Der wahre Horror sitzt im Kopf

„10 Cloverfield Lane“ von Dan Trachtenberg

von Renate Wagner

10 Cloverfield Lane
(USA 2016)

Regie: Dan Trachtenberg
Mit: Mary Elizabeth Winstead, John Goodman, John Gallagher, Jr. u.a.
 
Irgendwo in den Südstaaten der USA. Die junge Frau hat Krach. Die junge Frau springt wütend ins Auto. Die junge Frau hat einen Unfall. Als sie erwacht, liegt sie angekettet in einem Bett in einem fensterlosen Raum. Und der Kinobesucher seufzt tief und möchte sagen: Bitte, nicht schon wieder. Nicht schon wieder Kampusch, „Raum“ und Klaustrophobie. Nicht schon wieder.
 
Und dann erweist sich „10 Cloverfield Lane“ als Überraschung, die ganz ohne Kenntnis des so erstaunlich erfolgreichen Vorgängers „Cloverfield“ aus dem Jahre 2008 zu erfahren ist. Mit dem ersten Film hat dieser kaum etwas gemeinsam als den Produzenten J.J. Abrams (und ein einziges Horror-Handlungselement, was man aber erst zu Ende des Films bestätigt bekommt). Cloverfield zum Zweiten ist deshalb Horror vom Feinen, weil er sich absolut nicht auf irgendein Gekreische angesichts von irgendwelchen Phantasieprodukten einläßt, sondern eine gewissermaßen fast real mögliche Geschichte erzählt. Und diese mit aller psychologischen Spannung.
Daß die Sache so gut funktioniert, hat mit den Darstellern zu tun, die Regisseur Dan Trachtenberg im engsten Ambiente eines Bunker-Kellers so bemerkenswert führt. Und Mary Elizabeth Winstead als Michelle, die sich gefangen findet, überzeugt mit ihrem intelligenten Gesicht ohne weiteres davon, daß sie jetzt nicht in angstvolles Gewimmere ausbricht, sondern ziemlich schnell versucht, sich zu orientieren, etwas zu unternehmen und aus einer unguten Situation das Beste zu machen.
Großartig ist es auch, den Mann, der sie festhält, diesen Howard, mit John Goodman zu besetzen, denn einerseits ist sein Image (aus vielen Filmen früherer Zeiten) so positiv, daß man ihn als das nehmen würde, was er angibt: ein Retter für Michelle aus der Not. Andererseits benimmt er sich so, gelinde gesagt, seltsam, daß man die längste Zeit nicht weiß, was man denken soll. Und das ist gut für die Spannung.
Und da ist auch noch ein dritter Mann, Emmett (sehr überzeugend: John Gallagher jr.), eher ein schlichtes Geschöpf, der aber etwas sehr gut kann, nämlich sich unter denjenigen zu ducken, der die Macht hat, und das ist Howard.

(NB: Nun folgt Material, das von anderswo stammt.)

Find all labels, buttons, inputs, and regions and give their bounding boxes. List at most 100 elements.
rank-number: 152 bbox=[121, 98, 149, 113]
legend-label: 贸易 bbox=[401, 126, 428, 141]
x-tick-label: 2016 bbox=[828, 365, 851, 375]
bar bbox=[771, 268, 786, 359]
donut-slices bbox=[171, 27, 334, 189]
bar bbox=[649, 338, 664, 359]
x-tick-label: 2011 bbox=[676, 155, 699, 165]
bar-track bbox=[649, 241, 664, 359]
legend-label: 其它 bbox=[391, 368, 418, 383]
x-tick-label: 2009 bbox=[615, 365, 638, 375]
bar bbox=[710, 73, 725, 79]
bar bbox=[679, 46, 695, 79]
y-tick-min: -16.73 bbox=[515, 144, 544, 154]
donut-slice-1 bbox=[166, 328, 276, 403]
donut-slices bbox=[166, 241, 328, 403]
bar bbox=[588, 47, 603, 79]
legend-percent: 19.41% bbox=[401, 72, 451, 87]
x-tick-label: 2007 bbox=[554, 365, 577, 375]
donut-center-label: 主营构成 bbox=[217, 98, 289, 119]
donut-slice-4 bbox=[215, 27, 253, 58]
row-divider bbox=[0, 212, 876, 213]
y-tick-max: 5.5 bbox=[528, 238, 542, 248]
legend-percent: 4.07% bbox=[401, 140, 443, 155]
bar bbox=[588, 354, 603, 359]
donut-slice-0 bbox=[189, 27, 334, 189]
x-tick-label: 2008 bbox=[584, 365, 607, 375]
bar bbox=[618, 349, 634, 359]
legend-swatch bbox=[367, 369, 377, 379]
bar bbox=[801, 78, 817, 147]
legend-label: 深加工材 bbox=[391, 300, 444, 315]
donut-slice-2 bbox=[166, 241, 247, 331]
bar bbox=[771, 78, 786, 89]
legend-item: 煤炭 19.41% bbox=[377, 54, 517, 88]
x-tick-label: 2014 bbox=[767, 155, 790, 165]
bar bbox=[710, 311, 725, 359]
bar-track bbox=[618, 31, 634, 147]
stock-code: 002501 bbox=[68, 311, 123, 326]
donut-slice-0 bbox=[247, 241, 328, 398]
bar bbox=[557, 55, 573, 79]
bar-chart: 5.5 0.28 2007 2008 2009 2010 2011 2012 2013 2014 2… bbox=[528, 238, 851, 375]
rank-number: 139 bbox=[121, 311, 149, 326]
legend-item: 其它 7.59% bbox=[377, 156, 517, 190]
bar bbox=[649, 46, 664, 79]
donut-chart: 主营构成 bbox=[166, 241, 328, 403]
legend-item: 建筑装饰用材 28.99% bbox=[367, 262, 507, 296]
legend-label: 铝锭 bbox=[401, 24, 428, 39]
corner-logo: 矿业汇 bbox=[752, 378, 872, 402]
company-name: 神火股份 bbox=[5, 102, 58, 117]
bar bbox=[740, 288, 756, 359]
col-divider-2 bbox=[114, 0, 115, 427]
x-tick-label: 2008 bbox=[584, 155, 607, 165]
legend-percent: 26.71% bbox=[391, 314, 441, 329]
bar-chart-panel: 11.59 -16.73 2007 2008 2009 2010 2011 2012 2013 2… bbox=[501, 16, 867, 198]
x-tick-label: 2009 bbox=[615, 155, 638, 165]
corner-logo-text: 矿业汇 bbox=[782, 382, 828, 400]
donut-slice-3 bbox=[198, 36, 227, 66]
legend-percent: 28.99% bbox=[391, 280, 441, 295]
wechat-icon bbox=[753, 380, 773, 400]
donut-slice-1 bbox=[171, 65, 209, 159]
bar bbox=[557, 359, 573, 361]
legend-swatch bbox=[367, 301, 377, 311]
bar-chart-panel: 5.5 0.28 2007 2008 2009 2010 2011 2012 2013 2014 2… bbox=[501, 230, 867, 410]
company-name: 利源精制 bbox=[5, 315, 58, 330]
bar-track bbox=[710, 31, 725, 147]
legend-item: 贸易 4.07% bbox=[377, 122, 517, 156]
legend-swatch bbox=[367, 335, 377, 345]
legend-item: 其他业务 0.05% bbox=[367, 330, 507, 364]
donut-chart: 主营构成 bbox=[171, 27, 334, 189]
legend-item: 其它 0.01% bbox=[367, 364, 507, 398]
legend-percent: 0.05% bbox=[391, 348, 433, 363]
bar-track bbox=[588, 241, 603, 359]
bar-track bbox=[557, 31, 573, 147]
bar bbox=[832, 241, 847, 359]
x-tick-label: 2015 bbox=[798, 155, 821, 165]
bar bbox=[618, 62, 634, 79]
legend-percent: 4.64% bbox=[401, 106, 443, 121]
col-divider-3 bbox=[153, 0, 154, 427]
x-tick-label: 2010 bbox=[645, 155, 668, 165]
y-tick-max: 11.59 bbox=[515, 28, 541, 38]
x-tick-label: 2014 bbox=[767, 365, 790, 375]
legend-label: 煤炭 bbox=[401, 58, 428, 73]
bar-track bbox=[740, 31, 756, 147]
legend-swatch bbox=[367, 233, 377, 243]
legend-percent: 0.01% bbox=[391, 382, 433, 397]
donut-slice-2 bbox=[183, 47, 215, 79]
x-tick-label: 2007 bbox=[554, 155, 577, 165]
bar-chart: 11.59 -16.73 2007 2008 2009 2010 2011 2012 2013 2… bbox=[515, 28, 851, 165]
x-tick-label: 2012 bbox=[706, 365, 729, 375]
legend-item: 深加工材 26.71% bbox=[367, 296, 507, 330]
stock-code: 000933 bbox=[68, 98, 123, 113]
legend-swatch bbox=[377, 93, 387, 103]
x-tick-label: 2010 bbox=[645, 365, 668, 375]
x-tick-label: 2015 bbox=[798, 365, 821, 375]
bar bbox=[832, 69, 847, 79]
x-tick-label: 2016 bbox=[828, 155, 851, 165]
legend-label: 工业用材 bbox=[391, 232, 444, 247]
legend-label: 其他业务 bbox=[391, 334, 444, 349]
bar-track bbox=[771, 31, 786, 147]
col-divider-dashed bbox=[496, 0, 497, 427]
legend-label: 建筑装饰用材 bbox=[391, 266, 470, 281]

Michelle hingegen beginnt unausgesprochen, aber für den Zuschauer mit Interesse zu betrachten, mit ihren Strategien…
 
Tatsache ist, daß Howard behauptet, draußen habe ein „Überfall“ auf die Erde stattgefunden und Michelle, Emmett und er seien nur in diesem sorglich ausgestatteten Bunker sicher. Nun bezweifelt man solche Aussagen gemeinsam mit Michelle, andererseits (wir sind im Kino) ist es natürlich nicht völlig ausgeschlossen. Wie sie nun einerseits beginnt, das Terrain räumlich zu erforschen, andererseits, die Männer gegen einander auszuspielen, das steigert sich in minimalen Werten in eine immer stringentere Situation hinein.
Bis es dann zur „Explosion“ so oder so (verraten möchte man es nicht) kommt, und was, wenn es denn die „Freiheit“ gäbe, auf Michelle wartet – das sollte man sich schon selbst ansehen. Das gibt eindreiviertel legitim spannende Kinostunden.
Und sagen wir so: Mögen auch „Monster“ auftauchen, Filme wie dieser beweisen es ja doch – der wahre Horror sitzt  im Kopf.